また、男女ともに、職場への気兼ねなく育児休業を取得できるようにするため、育児休業を支える体制整備を行う中小企業に対する助成措置を大幅に強化するとしている。

「親と子のための選べる働き方制度」「育児時短就業給付」の創設を検討

育児期を通じた柔軟な働き方の推進を図るため、好事例の紹介を進めるとしている。また、こどもが3歳以降小学校就学前までの場合に、労働者が短時間勤務やテレワーク、フレックスタイム制などのなかから働き方を選択できる制度(「親と子のための選べる働き方制度(仮称)」)の創設を検討するとした。

さらに、男女ともに、一定時間以上の短時間勤務をした場合に、手取りが変わることなく育児・家事を分担できるよう、こどもが2歳未満の期間に時短勤務を選択したことに伴う賃金の低下を補い、時短勤務の活用を促す「育児時短就業給付(仮称)」を創設するとした。

このほか、自営業・フリーランスなどの育児期間中の経済的な給付に相当する支援措置として、国民年金の第1号被保険者について、育児期間における保険料免除措置を検討するとし、2026年度までの実施をめざすとした。
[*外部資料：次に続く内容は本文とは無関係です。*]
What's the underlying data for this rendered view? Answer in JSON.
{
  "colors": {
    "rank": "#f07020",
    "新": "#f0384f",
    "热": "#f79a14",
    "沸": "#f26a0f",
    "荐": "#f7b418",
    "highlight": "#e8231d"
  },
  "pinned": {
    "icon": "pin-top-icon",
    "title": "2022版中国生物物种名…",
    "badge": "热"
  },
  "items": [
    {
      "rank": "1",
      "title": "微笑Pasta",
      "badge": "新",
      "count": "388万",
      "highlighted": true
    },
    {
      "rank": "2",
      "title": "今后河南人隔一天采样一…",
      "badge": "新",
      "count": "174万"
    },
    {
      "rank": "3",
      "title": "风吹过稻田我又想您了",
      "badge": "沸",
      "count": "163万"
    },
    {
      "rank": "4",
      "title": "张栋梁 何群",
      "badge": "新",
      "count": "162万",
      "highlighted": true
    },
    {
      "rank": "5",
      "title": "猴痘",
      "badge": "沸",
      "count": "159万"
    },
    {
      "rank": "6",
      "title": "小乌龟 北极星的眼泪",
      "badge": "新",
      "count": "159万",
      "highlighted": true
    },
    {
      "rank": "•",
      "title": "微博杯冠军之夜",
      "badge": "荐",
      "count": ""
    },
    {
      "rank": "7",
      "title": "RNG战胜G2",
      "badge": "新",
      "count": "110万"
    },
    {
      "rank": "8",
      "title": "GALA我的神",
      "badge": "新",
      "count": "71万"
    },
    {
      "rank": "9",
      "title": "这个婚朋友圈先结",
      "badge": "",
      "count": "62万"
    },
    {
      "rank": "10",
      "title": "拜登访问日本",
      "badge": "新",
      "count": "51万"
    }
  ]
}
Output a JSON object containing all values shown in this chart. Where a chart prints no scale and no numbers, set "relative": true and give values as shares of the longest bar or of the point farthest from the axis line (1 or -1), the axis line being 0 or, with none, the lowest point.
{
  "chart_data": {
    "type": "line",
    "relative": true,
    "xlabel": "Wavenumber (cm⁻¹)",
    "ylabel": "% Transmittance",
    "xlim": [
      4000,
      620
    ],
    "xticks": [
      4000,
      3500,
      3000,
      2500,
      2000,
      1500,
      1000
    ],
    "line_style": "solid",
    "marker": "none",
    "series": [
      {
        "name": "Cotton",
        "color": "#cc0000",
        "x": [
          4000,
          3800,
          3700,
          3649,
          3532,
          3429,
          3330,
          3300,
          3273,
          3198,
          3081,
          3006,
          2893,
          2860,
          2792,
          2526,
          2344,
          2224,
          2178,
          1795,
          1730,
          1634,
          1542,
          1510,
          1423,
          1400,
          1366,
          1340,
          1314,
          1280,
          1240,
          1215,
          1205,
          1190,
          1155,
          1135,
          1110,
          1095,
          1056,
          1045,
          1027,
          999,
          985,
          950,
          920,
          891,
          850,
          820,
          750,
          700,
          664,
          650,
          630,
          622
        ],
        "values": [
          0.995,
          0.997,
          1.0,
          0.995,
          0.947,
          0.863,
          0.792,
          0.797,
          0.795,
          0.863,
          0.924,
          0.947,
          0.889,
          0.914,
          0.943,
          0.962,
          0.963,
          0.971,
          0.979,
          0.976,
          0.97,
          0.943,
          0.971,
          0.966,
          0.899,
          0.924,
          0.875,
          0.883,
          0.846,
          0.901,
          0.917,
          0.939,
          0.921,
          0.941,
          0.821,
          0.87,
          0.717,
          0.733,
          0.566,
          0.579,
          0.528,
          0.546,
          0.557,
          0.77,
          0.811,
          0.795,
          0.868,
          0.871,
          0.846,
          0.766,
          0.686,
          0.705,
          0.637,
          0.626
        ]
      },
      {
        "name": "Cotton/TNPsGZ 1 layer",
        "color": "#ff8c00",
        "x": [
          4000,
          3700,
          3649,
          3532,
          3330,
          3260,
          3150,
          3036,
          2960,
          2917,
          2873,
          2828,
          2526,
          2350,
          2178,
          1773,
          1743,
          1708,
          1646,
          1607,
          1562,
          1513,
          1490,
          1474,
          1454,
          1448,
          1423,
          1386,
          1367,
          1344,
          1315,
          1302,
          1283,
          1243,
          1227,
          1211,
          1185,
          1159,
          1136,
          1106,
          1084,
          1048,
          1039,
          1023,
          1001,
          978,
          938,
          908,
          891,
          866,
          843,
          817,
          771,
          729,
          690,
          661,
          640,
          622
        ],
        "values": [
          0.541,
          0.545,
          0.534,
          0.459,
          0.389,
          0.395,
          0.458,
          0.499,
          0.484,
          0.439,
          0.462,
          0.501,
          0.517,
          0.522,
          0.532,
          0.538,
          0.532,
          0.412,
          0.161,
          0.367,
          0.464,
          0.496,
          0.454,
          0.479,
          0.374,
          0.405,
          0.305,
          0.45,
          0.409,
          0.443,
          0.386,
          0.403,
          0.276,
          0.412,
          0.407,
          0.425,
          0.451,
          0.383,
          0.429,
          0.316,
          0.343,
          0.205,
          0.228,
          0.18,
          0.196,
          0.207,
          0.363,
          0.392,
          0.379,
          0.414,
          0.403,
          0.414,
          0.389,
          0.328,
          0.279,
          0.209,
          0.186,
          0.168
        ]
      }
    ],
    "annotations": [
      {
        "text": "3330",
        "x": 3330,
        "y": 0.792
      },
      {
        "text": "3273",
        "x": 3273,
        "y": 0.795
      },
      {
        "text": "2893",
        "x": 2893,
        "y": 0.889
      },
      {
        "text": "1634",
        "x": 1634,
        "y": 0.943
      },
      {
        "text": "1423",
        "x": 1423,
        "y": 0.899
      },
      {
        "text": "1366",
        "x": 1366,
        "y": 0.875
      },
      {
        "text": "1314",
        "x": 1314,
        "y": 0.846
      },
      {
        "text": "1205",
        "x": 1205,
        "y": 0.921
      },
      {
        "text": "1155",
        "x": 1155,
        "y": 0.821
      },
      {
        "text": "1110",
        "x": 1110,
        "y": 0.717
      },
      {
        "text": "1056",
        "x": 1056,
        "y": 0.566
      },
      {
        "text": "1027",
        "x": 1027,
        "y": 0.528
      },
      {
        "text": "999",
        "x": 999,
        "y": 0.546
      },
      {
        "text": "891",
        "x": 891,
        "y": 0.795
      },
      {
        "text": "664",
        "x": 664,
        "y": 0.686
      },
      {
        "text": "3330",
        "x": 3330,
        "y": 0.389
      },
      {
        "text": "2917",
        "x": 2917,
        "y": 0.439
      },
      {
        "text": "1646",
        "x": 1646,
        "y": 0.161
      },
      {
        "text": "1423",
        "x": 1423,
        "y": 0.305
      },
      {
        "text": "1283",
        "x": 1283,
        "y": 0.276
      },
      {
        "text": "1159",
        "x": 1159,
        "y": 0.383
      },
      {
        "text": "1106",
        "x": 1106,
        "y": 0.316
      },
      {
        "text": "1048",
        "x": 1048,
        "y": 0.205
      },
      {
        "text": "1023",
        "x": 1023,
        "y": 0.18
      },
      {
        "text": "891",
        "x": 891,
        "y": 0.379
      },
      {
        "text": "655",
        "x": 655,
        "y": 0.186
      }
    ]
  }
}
こうしたプランを支える財源については、「国民的な理解が重要である」とし、2028年度までに徹底した歳出改革などを行い、実質的に追加負担を生じさせないことをめざすとした。また、消費税など、こども・子育て関連予算充実のための財源確保を目的とした増税は行わないと記述。企業を含む社会・経済の参加者全員が連帯し、公平な立場で、広く負担していく新たな枠組み(「支援金制度(仮称)」)を構築することを打ち出し、詳細について年末に結論を出すとしている。